All diese Zahlen muss man sich mühsam zusammensuchen – die jeweiligen Punkte stehen zwar auf den Tagesordnungen der Ausschüsse. Aber so ziemlich ohne Details und schon gar nicht mit einer öffentlichen Erläuterung aus dem Ministerium, was da mit unseren Steuergeldern so angestellt wird. Deshalb die Erläuterung von einem Haushälter der Opposition, Tobias Lindner von den Grünen:

Das Ministerium modernisiert die Seefernaufklärer P-3C Orion für eine halbe Milliarde Euro. Dafür gibt es neue Tragflächen, neue Missions- und Flugelektronik. Der Bundesrechnungshof hat einen Bericht dazu verfasst und warnt vor Risiken in dem Vorhaben, kritisiert die gewählte Konsortiallösung, die eine klare Verantwortlichkeit seitens der Industrie verhindert und moniert Abweichungen von bundeswehrinternen Beschaffungsvorgaben. All dies erkennt die Bundeswehr zwar an, wischt die Kritik jedoch mit dem lapidaren Hinweis auf Zeitdruck und die Einschätzung, dass das Projekt risikoarm sei, zur Seite. Dieser Vertrag steht im Widerspruch zu den Ankündigungen der Ministerin, künftig auf eine angemessene Risikoverteilung, gute Verträge und klare Verantwortlichkeiten zu achten.
Die Verstaatlichung der LHBw wirkt eher als „Schrecken ohne Ende“ als ein „Ende des Schreckens“. Mit jedem neuen Bericht steigen die Kosten für die Rettung der Bekleidungsgesellschaft weiter; hinzukommt ein plötzlicher Mehrbedarf für Bekleidung von 50 Millionen, den das Ministerium erklären muss. Für Beratungsleistungen werden nun 7,3 Millionen anstatt wie angekündigt 1,83 Millionen Euro fällig. Wenn die Übernahme für einen Euro inzwischen Kosten von mehr als 120 Millionen verursacht, dann ist das alles andere als ein guter Deal. Ursula von der Leyen und ihr Ministerium haben sich über Monate hinweg nicht um das Chaos bei der LHBw gekümmert, bis ihnen der ganze Laden um die Ohren geflogen ist.

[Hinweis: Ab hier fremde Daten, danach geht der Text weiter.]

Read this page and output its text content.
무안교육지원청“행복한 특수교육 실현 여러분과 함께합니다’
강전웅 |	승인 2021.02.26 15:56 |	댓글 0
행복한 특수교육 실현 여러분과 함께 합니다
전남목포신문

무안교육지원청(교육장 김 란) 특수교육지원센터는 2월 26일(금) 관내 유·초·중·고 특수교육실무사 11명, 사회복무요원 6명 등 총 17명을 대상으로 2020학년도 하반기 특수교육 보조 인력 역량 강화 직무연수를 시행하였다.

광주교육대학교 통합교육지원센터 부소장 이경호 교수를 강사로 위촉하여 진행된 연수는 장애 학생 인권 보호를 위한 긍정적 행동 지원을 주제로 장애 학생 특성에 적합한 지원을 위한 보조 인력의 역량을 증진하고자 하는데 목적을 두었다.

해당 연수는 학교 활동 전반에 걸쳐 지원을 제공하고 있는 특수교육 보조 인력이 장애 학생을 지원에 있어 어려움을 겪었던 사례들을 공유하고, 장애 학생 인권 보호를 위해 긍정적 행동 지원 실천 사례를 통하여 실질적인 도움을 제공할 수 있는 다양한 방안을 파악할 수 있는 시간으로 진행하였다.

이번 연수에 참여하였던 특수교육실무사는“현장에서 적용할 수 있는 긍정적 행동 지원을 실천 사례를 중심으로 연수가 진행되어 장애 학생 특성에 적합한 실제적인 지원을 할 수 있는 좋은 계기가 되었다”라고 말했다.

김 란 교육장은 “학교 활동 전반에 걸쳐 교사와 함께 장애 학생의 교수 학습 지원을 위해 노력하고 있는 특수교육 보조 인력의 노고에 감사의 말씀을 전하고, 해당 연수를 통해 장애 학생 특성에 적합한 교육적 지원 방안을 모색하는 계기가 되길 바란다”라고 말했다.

Die teure Rettung, die das Ministerium jetzt durchführen muss, ist kein verantwortungsvoller Umgang mit dem Geld der Steuerzahlerinnen und Steuerzahler.

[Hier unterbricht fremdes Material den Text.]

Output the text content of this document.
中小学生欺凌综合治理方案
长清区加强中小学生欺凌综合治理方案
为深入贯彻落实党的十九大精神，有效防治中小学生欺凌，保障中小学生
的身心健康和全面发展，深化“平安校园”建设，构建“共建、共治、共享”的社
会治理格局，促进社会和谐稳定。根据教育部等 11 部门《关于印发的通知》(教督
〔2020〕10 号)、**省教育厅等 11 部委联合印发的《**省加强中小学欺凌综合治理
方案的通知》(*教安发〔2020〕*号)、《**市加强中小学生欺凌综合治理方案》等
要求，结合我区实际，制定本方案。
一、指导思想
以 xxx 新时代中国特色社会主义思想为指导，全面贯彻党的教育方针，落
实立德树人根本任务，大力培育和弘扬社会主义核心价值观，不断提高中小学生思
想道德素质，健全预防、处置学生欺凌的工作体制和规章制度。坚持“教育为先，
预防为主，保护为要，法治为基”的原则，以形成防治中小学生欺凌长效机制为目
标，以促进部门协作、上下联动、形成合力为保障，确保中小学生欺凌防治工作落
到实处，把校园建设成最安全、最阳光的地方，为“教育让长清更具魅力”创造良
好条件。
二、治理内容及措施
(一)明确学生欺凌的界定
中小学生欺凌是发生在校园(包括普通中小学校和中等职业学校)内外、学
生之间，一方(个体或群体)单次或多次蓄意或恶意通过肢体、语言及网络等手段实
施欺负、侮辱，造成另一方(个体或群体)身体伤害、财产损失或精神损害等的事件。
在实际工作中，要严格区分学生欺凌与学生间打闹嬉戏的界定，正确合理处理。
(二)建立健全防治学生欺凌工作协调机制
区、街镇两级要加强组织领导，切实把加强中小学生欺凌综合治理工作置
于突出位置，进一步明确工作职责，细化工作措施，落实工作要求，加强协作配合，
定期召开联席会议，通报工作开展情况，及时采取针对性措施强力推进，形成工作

und Lindners Fazit (einschließlich des Hinweises auf einen Bericht zur Hubschrauberbeschaffung, der dem Haushaltsausschuss ebenfalls heute zur Kenntnisnahme vorgelegt wird):

Sowohl beim Vorhaben Orion als auch bei den Hubschraubern wird deutlich, dass die Ministerin ihrem eigenen Anspruch nicht gerecht wird. Ihr selbst gepflegtes Image der „Alles-besser-Macherin“ bekommt erste Kratzer. Beim Hersteller der Hubschrauber konnte sie den „Resident Engineer“ nicht unterbringen, den sie noch im Spätjahr als große Verbesserung bei diesem Rüstungsprojekt öffentlichkeitswirksam gepriesen hat. Beim P-3C Orion schließt sie Verträge ab, bei denen es auch seitens des Bundesrechnungshofs erhebliche Zweifel am Vertragskonstrukt gibt. Frau von der Leyen wird schon jetzt ihrem eigenen Anspruch eines besseren Rüstungsmanagements nicht gerecht.

(Archivbild: Orion P-3C der Deutschen Marine bei der ILA 2012 – Bundeswehr/Schulze)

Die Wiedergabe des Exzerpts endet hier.